February 28, 2011
By Tushar Rae
The steady growth of e-books has forced libraries to contend with how to curate and distribute materials in a way that makes them easy for increasingly technology-oriented patronage to access.
Some 150 public and academic libraries are trying to respond to that challenge through a new collaboration with the Internet Archive and Open Library. The arrangement will allow library patrons at participating institutions to access e-books owned and stored at libraries other than their home libraries. Brewster Kahle, founder and digital librarian at the Internet Archive, says the group has come up with a solution in which “the tech doesn’t suck” and “everyone will get paid.”
The collaboration will use Open Library, an existing e-book lending service, as a means to curate the more than 80,000 e-books that partner institutions have offered up as part of the initial push, Mr.
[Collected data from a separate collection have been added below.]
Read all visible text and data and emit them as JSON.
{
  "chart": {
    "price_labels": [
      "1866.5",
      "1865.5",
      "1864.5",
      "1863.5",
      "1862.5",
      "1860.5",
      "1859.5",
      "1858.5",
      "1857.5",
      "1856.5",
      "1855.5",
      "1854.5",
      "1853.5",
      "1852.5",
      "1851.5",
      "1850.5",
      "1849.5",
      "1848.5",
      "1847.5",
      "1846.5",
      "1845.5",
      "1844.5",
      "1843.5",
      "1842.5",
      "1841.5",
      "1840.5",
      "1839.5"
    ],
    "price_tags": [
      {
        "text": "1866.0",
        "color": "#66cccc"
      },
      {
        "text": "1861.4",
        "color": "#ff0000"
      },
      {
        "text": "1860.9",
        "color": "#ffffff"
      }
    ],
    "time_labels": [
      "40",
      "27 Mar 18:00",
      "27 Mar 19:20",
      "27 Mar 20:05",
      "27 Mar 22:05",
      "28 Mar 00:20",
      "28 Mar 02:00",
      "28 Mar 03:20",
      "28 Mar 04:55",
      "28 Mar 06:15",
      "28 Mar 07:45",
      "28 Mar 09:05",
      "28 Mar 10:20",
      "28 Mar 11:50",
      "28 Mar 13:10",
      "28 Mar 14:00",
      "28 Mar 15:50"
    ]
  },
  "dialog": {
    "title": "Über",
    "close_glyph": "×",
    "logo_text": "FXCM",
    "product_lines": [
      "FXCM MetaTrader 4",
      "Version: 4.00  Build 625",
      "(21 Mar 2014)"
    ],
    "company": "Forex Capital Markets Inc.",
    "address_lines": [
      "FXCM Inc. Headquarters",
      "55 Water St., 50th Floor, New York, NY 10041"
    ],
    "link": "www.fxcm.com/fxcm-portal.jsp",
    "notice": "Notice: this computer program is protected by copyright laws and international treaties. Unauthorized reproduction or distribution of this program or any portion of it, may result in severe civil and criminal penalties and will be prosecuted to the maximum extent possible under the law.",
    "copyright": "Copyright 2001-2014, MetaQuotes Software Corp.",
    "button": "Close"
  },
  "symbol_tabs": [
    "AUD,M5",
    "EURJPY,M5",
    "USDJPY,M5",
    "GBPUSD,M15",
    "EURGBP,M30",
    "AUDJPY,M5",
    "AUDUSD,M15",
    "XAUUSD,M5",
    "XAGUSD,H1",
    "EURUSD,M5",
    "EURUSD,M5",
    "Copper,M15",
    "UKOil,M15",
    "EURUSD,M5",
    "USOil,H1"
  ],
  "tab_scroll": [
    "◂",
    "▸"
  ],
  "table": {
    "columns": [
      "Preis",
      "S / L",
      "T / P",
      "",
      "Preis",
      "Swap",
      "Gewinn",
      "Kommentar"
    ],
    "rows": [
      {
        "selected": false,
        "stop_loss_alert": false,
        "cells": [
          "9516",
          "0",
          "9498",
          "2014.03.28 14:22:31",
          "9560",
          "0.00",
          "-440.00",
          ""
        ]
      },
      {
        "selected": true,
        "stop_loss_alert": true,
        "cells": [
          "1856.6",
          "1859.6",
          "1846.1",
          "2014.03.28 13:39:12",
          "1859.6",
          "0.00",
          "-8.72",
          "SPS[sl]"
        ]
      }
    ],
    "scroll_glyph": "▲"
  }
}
Kahle says. Open Library allows users to check out an e-book that can be read through a Web browser or downloaded as a PDF or ePub file. After an allotted checkout period, the e-book self-destructs.
Most of the titles now available as part of the collaboration are works from the 20th century, but as the effort moves forward, the collaboration will place a greater emphasis on purchasing newer materials. Mr. Kahle says, for now, the group’s motto is “Buy what we can; scan the rest.”
Recently, some publishers have expressed concerns that e-books, because they are immune from the wear-and-tear of traditional print books, might undercut profits if circulated without limits. Mr. Kahle believes that libraries have long ago dealt with that problem by simply paying more for some titles than do individual buyers. He said the collaboration is working with publishers, such as Cursor and OR Books, to create more amicable agreements that allow for the purchase and distribution of e-books.
Though most of the libraries in the collaboration are public, Mr. Kahle says, he believes academic libraries will benefit from being able to share the vast materials in their research collections.
Judith Russell, dean of university libraries at the University of Florida, has worked with Mr. Kahle before in an effort to digitize some of the materials in Florida’s libraries. She says that since 82 percent of her budget for new acquisitions is now devoted to digital materials, any effort to better curate and share them is welcome. “We are all watching to see it mature, to see how it grows and expands,” she says of the new collaboration.
Florida’s initial offerings to the collaboration will be brittle books: books in which the “paper has deteriorated to the point that they can’t be handled” but that contain information that is still valid for students and faculty members, Ms. Russell says.
Mr. Kahle explains that the kind of knowledge found in such works is especially relevant for public-library users pursuing genealogy. “Lots of people are interested in research collections; people don’t just want the latest monograph,” he says.
So far, Mr. Kahle says, he has received lots of positive reactions from users, but he remains cautious: “I don’t know if this will blossom,” but it is a step in the right direction, he says.